The mind is imperceptibly divested of the idea that everything around it is animated, and, by a process of real, but as yet imperfect generalization, it rises from Fetishism to Polytheism; in which latter system of belief an order of powers superior to Nature is recognized, while as yet there is no conception of a supreme and all-perfect Mind.
The Polytheistic system, which prevailed so universally in the ancient world, and which still prevails among Heathen nations, is supposed to have been, not a _declension_ from a purer and better state, not a _corruption_ either of natural or revealed religion, but _a step in advance_ of the primary faith of mankind, a result of growing intelligence, a vast and most beneficial change in the right direction.
It was the first great product of the metaphysical spirit, the result of an early but imperfect generalization; it constituted the principal era of the theological history of mankind; it was admirably adapted, and, indeed, indispensably necessary, to the exigencies of society at the time when it prevailed; it was more intensely religious than Monotheism itself, since it brought man habitually into contact with a multitude of gods, whose symbols were always present and visible to the eye, while it exerted a wholesome influence on Science, on Poetry, on Industry, on Morals, and, indeed, on the whole process of man's mental and social development.[62] But Polytheism, although indispensable and salutary as a provisional belief, was not destined to be permanent; it was to be superseded in due time, at least in the case of the _elite_ of humanity, by the higher and still more abstract system of Monotheism, which is regarded as the natural and inevitable product of human intelligence, independently of all supernatural teaching, at a certain stage of its development.

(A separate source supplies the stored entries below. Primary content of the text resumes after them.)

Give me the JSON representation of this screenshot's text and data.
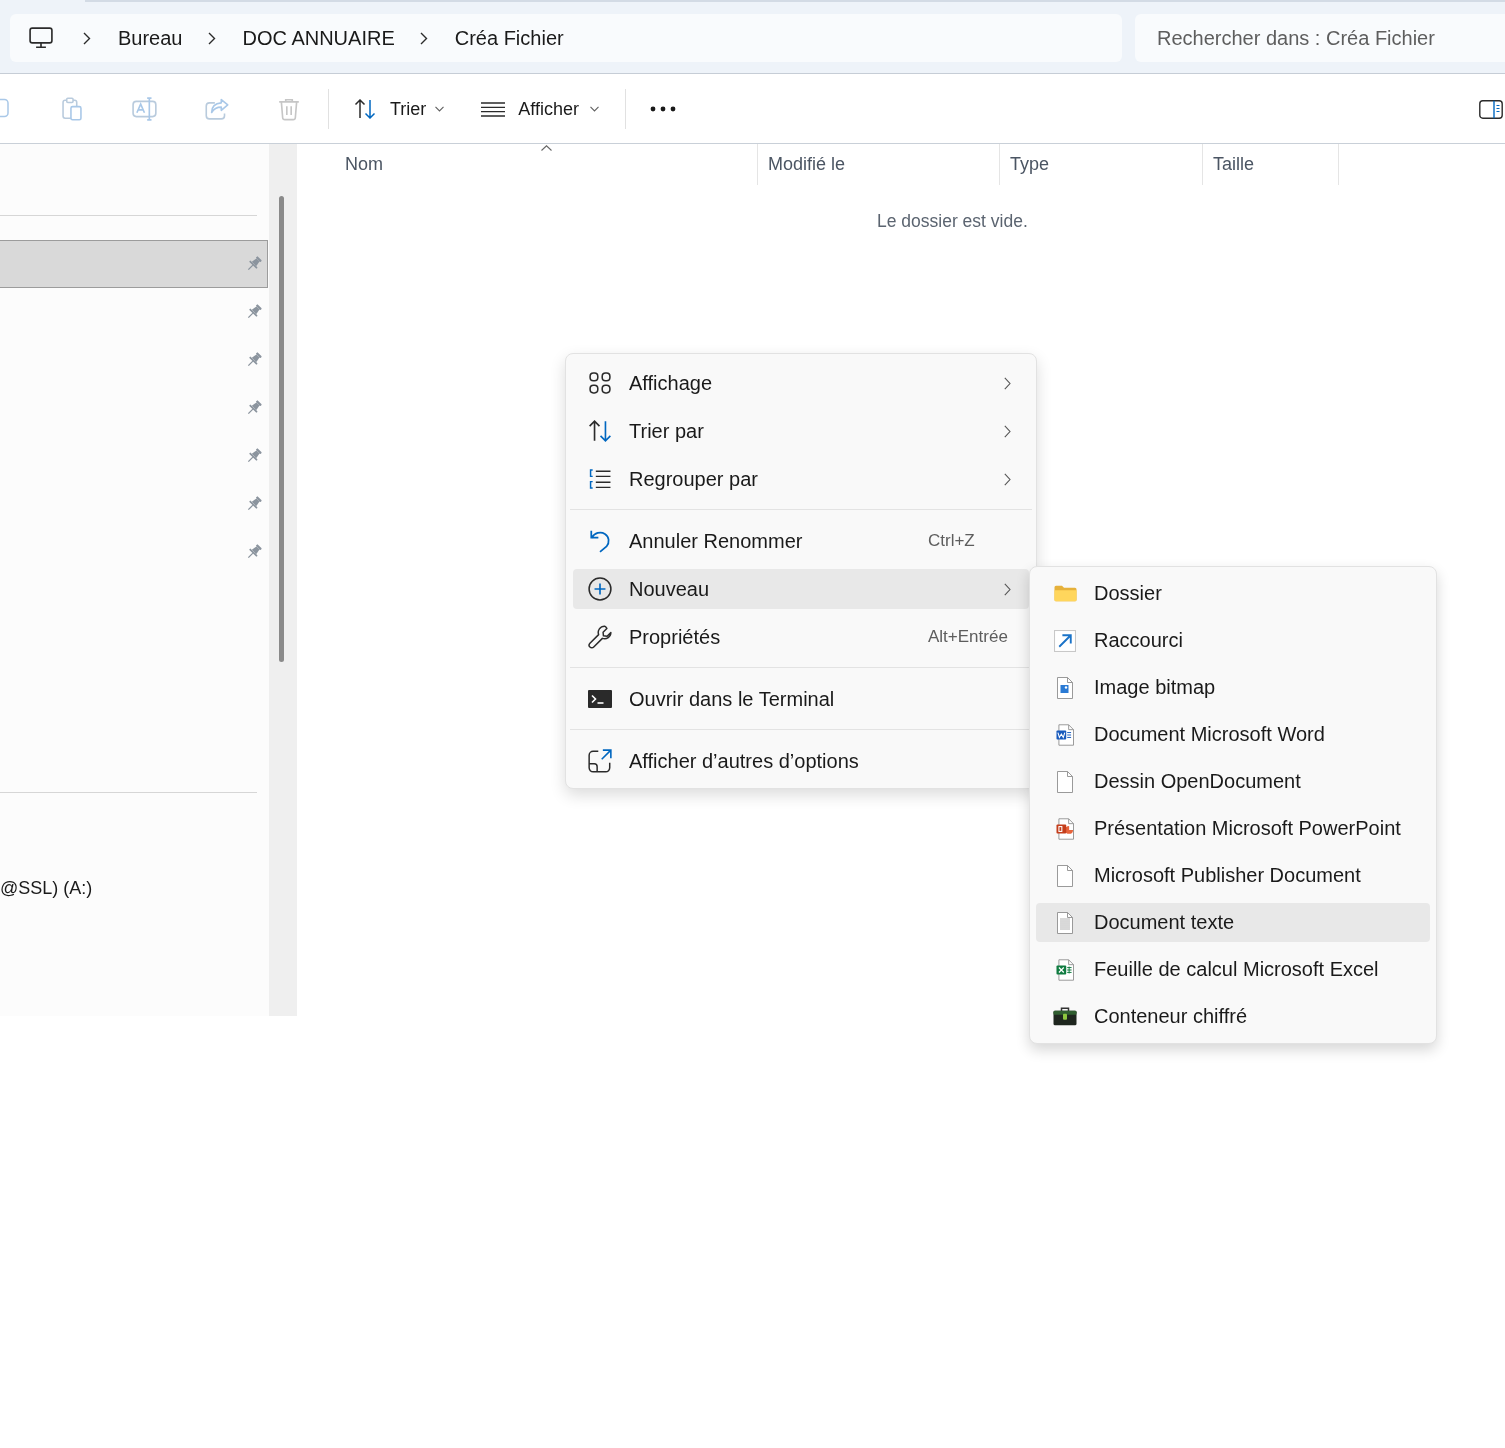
{
  "address_bar": {
    "breadcrumbs": [
      "Bureau",
      "DOC ANNUAIRE",
      "Créa Fichier"
    ]
  },
  "search": {
    "placeholder": "Rechercher dans : Créa Fichier"
  },
  "toolbar": {
    "icon_buttons": [
      {
        "disabled": true
      },
      {
        "disabled": true
      },
      {
        "disabled": true
      },
      {
        "disabled": true
      },
      {
        "disabled": true
      }
    ],
    "sort_button": {
      "label": "Trier"
    },
    "view_button": {
      "label": "Afficher"
    }
  },
  "sidebar": {
    "pinned_items": [
      {
        "selected": true
      },
      {
        "selected": false
      },
      {
        "selected": false
      },
      {
        "selected": false
      },
      {
        "selected": false
      },
      {
        "selected": false
      },
      {
        "selected": false
      }
    ],
    "drive_items": [
      {
        "label": "@SSL) (A:)"
      }
    ]
  },
  "file_list": {
    "columns": [
      {
        "label": "Nom",
        "sorted": true
      },
      {
        "label": "Modifié le",
        "sorted": false
      },
      {
        "label": "Type",
        "sorted": false
      },
      {
        "label": "Taille",
        "sorted": false
      }
    ],
    "empty_message": "Le dossier est vide."
  },
  "context_menu": {
    "groups": [
      [
        {
          "label": "Affichage",
          "submenu": true,
          "highlighted": false
        },
        {
          "label": "Trier par",
          "submenu": true,
          "highlighted": false
        },
        {
          "label": "Regrouper par",
          "submenu": true,
          "highlighted": false
        }
      ],
      [
        {
          "label": "Annuler Renommer",
          "shortcut": "Ctrl+Z",
          "submenu": false,
          "highlighted": false
        },
        {
          "label": "Nouveau",
          "submenu": true,
          "highlighted": true
        },
        {
          "label": "Propriétés",
          "shortcut": "Alt+Entrée",
          "submenu": false,
          "highlighted": false
        }
      ],
      [
        {
          "label": "Ouvrir dans le Terminal",
          "submenu": false,
          "highlighted": false
        }
      ],
      [
        {
          "label": "Afficher d’autres d’options",
          "submenu": false,
          "highlighted": false
        }
      ]
    ]
  },
  "new_submenu": {
    "items": [
      {
        "label": "Dossier",
        "highlighted": false
      },
      {
        "label": "Raccourci",
        "highlighted": false
      },
      {
        "label": "Image bitmap",
        "highlighted": false
      },
      {
        "label": "Document Microsoft Word",
        "highlighted": false
      },
      {
        "label": "Dessin OpenDocument",
        "highlighted": false
      },
      {
        "label": "Présentation Microsoft PowerPoint",
        "highlighted": false
      },
      {
        "label": "Microsoft Publisher Document",
        "highlighted": false
      },
      {
        "label": "Document texte",
        "highlighted": true
      },
      {
        "label": "Feuille de calcul Microsoft Excel",
        "highlighted": false
      },
      {
        "label": "Conteneur chiffré",
        "highlighted": false
      }
    ]
  }
}
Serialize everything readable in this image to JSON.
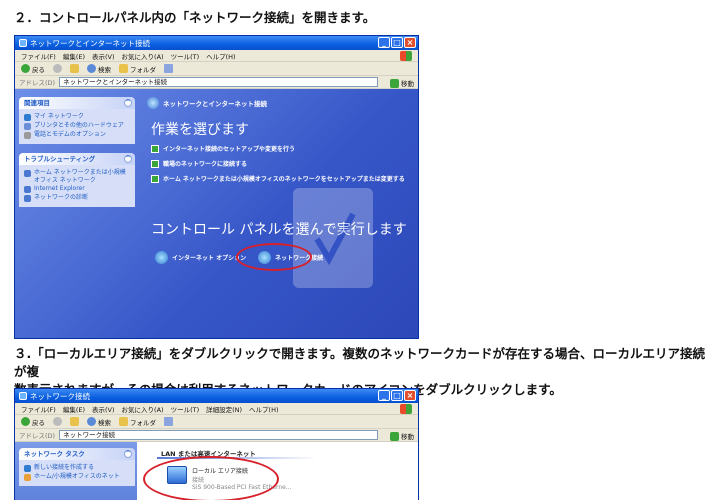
{
  "step2": "２．コントロールパネル内の「ネットワーク接続」を開きます。",
  "step3_line1": "３.「ローカルエリア接続」をダブルクリックで開きます。複数のネットワークカードが存在する場合、ローカルエリア接続が複",
  "step3_line2": "数表示されますが、その場合は利用するネットワークカードのアイコンをダブルクリックします。",
  "win1": {
    "title": "ネットワークとインターネット接続",
    "menu": [
      "ファイル(F)",
      "編集(E)",
      "表示(V)",
      "お気に入り(A)",
      "ツール(T)",
      "ヘルプ(H)"
    ],
    "toolbar": {
      "back": "戻る",
      "search": "検索",
      "folders": "フォルダ"
    },
    "address_label": "アドレス(D)",
    "address": "ネットワークとインターネット接続",
    "go": "移動",
    "related_title": "関連項目",
    "related_items": [
      "マイ ネットワーク",
      "プリンタとその他のハードウェア",
      "電話とモデムのオプション"
    ],
    "trouble_title": "トラブルシューティング",
    "trouble_items": [
      "ホーム ネットワークまたは小規模オフィス ネットワーク",
      "Internet Explorer",
      "ネットワークの診断"
    ],
    "header": "ネットワークとインターネット接続",
    "choose_task": "作業を選びます",
    "tasks": [
      "インターネット接続のセットアップや変更を行う",
      "職場のネットワークに接続する",
      "ホーム ネットワークまたは小規模オフィスのネットワークをセットアップまたは変更する"
    ],
    "choose_cp": "コントロール パネルを選んで実行します",
    "icons": [
      "インターネット オプション",
      "ネットワーク接続"
    ]
  },
  "win2": {
    "title": "ネットワーク接続",
    "menu": [
      "ファイル(F)",
      "編集(E)",
      "表示(V)",
      "お気に入り(A)",
      "ツール(T)",
      "詳細設定(N)",
      "ヘルプ(H)"
    ],
    "toolbar": {
      "back": "戻る",
      "search": "検索",
      "folders": "フォルダ"
    },
    "address_label": "アドレス(D)",
    "address": "ネットワーク接続",
    "go": "移動",
    "tasks_title": "ネットワーク タスク",
    "tasks": [
      "新しい接続を作成する",
      "ホーム/小規模オフィスのネット"
    ],
    "lan_header": "LAN または高速インターネット",
    "connection": {
      "name": "ローカル エリア接続",
      "status": "接続",
      "device": "SiS 900-Based PCI Fast Etherne..."
    }
  },
  "colors": {
    "xp_blue": "#0a5fe0",
    "highlight_red": "#d7202a"
  }
}
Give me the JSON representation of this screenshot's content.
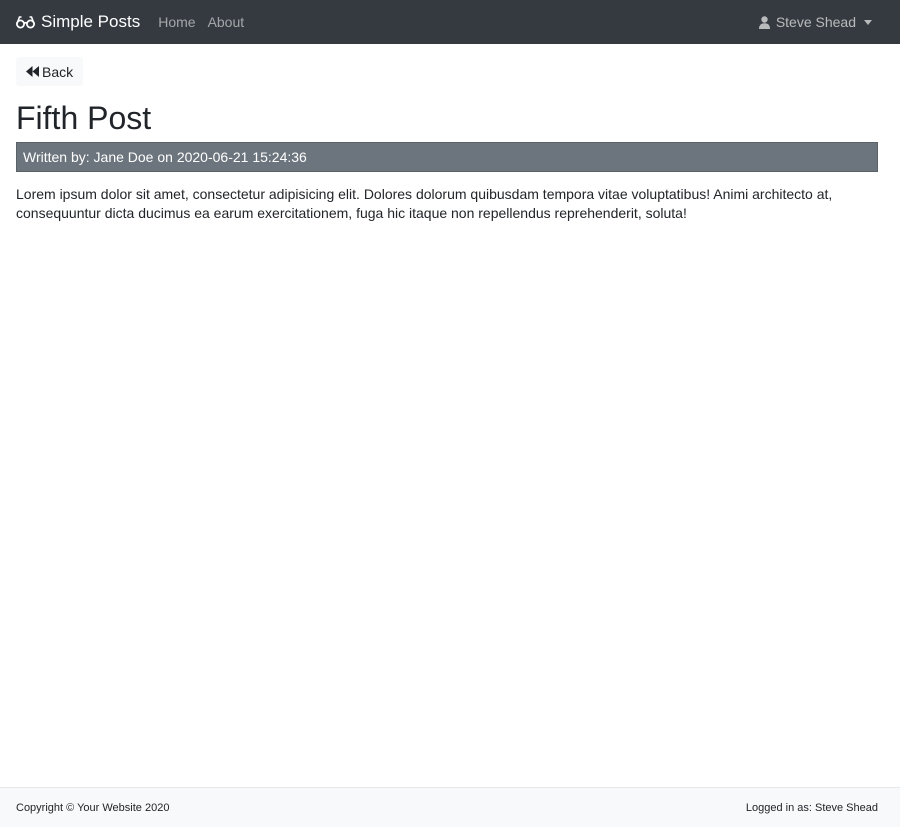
{
  "navbar": {
    "brand_label": "Simple Posts",
    "brand_icon": "glasses-icon",
    "links": [
      {
        "label": "Home"
      },
      {
        "label": "About"
      }
    ],
    "user": {
      "name": "Steve Shead",
      "icon": "user-icon"
    }
  },
  "back_button": {
    "label": "Back",
    "icon": "backward-icon"
  },
  "post": {
    "title": "Fifth Post",
    "byline": "Written by: Jane Doe on 2020-06-21 15:24:36",
    "body": "Lorem ipsum dolor sit amet, consectetur adipisicing elit. Dolores dolorum quibusdam tempora vitae voluptatibus! Animi architecto at, consequuntur dicta ducimus ea earum exercitationem, fuga hic itaque non repellendus reprehenderit, soluta!"
  },
  "footer": {
    "copyright": "Copyright © Your Website 2020",
    "logged_in": "Logged in as: Steve Shead"
  },
  "colors": {
    "navbar_bg": "#343a40",
    "byline_bg": "#6c757d",
    "footer_bg": "#f8f9fa"
  }
}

But here, as in the former instance, the change is not effected suddenly; the human mind advances gradually from Polytheism to Monotheism, through the intermediate stage of the idea of Immutability or Destiny,--an idea suggested partly by the study of the invariable order of Nature, and partly by the irresistible domination of one great temporal power, such as the iron empire of Rome.[63] Historically, indeed, Monotheism is said to have spread in Europe through the Jews, who derived it from Egypt; but it is added that, had there been no Jews, others would have given birth to a system so necessary for the development of human thought.

The prevalence of Monotheism, for a limited time, was useful, and even necessary, as the natural result of the great law of human progress, and the indispensable precursor of a new and brighter era; but it was temporary and provisional merely,--a stage in the onward march of development, not the ultimate landing-place of human thought.

It is conceived to be radically incompatible with the recognition of invariable natural laws, and even with the exercise of the industrial arts.[64] It is, however, the last and highest form of the Theological Philosophy; and, having reached this stage, the human mind necessarily advances beyond it, until it arrives at a point where all theology disappears, and where it is entirely and forever emancipated from all the beliefs, the hopes, and the fears which have any reference to an invisible spiritual world.
The ultimate goal of speculative thought is "the Positive Philosophy," which treats only of the Facts of Nature, and of their cooerdination under general laws, to the utter exclusion of all supernatural powers, and of all knowledge of causes, whether _efficient_ or _final_.